6 ноября 2025 года в российский прокат выходит «Новая волна» Ричарда Линклейтера — вольная фантазия о хаотичных съемках годаровского дебюта «На одном дыхании», который режиссер охарактеризовал как «фильм, который не должен был сработать, но почему-то сработал». Как работает кино самого Линклейтера, напоминающее печворк из жанров, сюжетов и разных эстетических кодов, пыталась (в рамках нашего спецпроекта) разобраться Анна Филиппова.
Летом 1983 года молодой человек устраивается на сезонную работу, которую было легко совмещать с куда более важным делом — просмотром фильмов.

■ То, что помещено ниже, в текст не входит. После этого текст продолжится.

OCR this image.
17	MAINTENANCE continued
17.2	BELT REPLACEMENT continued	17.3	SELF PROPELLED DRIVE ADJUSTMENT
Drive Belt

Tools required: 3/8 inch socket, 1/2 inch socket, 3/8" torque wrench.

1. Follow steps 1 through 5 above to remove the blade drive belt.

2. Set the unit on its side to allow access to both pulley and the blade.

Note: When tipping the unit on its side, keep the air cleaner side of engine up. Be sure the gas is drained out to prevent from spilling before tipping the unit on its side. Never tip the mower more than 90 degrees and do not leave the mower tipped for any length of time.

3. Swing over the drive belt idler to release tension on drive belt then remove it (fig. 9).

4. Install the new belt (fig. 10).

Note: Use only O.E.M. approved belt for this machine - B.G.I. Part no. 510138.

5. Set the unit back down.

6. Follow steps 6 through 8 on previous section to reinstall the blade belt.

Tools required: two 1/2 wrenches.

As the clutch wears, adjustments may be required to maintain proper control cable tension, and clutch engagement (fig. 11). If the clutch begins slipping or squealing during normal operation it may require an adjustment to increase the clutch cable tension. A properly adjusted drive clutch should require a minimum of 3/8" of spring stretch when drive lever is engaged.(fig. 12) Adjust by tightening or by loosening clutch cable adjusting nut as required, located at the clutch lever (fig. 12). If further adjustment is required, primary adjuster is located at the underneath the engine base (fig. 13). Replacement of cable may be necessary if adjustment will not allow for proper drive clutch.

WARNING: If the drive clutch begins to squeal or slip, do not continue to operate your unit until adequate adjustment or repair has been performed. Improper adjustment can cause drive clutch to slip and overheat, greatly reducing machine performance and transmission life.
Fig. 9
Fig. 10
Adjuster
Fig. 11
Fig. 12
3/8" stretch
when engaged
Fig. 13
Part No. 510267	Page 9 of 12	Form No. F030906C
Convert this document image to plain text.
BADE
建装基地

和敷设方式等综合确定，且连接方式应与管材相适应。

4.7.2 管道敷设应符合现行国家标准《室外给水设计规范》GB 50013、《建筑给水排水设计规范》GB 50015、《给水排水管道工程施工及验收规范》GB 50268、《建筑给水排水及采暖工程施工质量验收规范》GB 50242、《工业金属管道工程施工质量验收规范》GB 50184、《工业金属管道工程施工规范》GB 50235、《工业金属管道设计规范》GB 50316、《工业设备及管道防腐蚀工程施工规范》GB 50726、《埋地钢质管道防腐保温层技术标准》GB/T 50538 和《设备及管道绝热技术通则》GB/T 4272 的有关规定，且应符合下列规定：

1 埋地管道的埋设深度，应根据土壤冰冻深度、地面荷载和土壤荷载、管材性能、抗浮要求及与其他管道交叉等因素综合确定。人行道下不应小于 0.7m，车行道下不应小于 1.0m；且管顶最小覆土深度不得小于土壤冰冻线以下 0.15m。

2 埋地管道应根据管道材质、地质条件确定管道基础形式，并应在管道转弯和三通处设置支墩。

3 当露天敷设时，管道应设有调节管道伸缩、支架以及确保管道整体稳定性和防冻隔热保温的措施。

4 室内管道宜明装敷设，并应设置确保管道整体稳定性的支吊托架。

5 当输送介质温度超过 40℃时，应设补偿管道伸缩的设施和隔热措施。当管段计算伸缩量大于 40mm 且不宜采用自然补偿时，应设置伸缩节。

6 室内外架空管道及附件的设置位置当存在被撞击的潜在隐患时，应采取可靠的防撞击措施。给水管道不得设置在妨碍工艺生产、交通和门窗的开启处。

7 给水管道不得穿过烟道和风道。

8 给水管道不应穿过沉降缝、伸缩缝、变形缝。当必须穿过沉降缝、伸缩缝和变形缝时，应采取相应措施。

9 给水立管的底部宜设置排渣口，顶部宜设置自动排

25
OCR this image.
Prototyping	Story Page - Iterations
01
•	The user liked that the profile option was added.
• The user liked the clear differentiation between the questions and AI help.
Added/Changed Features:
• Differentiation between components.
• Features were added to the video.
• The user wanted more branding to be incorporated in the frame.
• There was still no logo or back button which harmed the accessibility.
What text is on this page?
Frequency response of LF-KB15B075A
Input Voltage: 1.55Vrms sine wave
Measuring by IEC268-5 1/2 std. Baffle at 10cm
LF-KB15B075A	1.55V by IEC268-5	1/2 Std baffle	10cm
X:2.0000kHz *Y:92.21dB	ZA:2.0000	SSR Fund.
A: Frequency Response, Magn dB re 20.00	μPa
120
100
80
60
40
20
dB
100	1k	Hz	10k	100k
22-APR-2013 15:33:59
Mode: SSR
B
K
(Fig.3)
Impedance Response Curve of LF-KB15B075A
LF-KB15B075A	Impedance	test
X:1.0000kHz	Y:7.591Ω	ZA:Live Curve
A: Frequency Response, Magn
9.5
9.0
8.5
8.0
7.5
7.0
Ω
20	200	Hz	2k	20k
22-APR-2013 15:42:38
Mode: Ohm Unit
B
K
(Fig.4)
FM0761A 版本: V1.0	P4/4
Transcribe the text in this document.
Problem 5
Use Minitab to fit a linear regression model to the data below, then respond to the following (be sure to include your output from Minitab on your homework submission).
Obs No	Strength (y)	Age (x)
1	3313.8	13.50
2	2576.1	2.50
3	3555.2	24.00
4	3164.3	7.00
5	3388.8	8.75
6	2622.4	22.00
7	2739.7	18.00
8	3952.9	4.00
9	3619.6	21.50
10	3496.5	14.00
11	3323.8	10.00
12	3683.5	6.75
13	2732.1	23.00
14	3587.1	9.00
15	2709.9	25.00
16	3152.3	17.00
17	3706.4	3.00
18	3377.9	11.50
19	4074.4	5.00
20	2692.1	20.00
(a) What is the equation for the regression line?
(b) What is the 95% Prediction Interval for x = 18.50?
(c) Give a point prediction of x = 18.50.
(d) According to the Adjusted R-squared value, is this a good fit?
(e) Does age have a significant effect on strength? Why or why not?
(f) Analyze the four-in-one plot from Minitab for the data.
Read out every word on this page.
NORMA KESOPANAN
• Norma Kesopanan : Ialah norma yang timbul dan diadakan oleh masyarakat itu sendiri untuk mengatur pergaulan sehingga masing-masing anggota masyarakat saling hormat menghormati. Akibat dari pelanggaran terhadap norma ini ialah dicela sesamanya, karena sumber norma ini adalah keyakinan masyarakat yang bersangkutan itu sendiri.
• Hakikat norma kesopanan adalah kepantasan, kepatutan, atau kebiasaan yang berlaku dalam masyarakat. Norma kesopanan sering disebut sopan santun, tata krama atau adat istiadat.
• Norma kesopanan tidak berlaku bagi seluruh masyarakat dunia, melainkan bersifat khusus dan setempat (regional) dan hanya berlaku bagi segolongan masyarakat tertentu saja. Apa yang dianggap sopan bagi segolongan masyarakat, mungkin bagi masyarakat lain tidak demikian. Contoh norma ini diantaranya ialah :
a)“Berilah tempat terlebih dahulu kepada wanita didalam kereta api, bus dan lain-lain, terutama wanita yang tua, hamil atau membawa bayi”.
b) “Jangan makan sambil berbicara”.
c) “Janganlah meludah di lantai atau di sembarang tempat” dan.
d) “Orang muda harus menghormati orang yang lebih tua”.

Он начинает смотреть по два-три в день, маниакально запоминая имена и лица актеров и членов съемочной группы, в том числе каскадеров, одного из них он узнает тридцать лет спустя: «Я видел тебя в кино, хорошая работа». К 1985-му он скопит на 8-миллиметровую камеру и начнет снимать упражнения и этюды. Задания молодой человек придумывает себе сам, копируя художественные приемы из одного из только что просмотренных фильмов.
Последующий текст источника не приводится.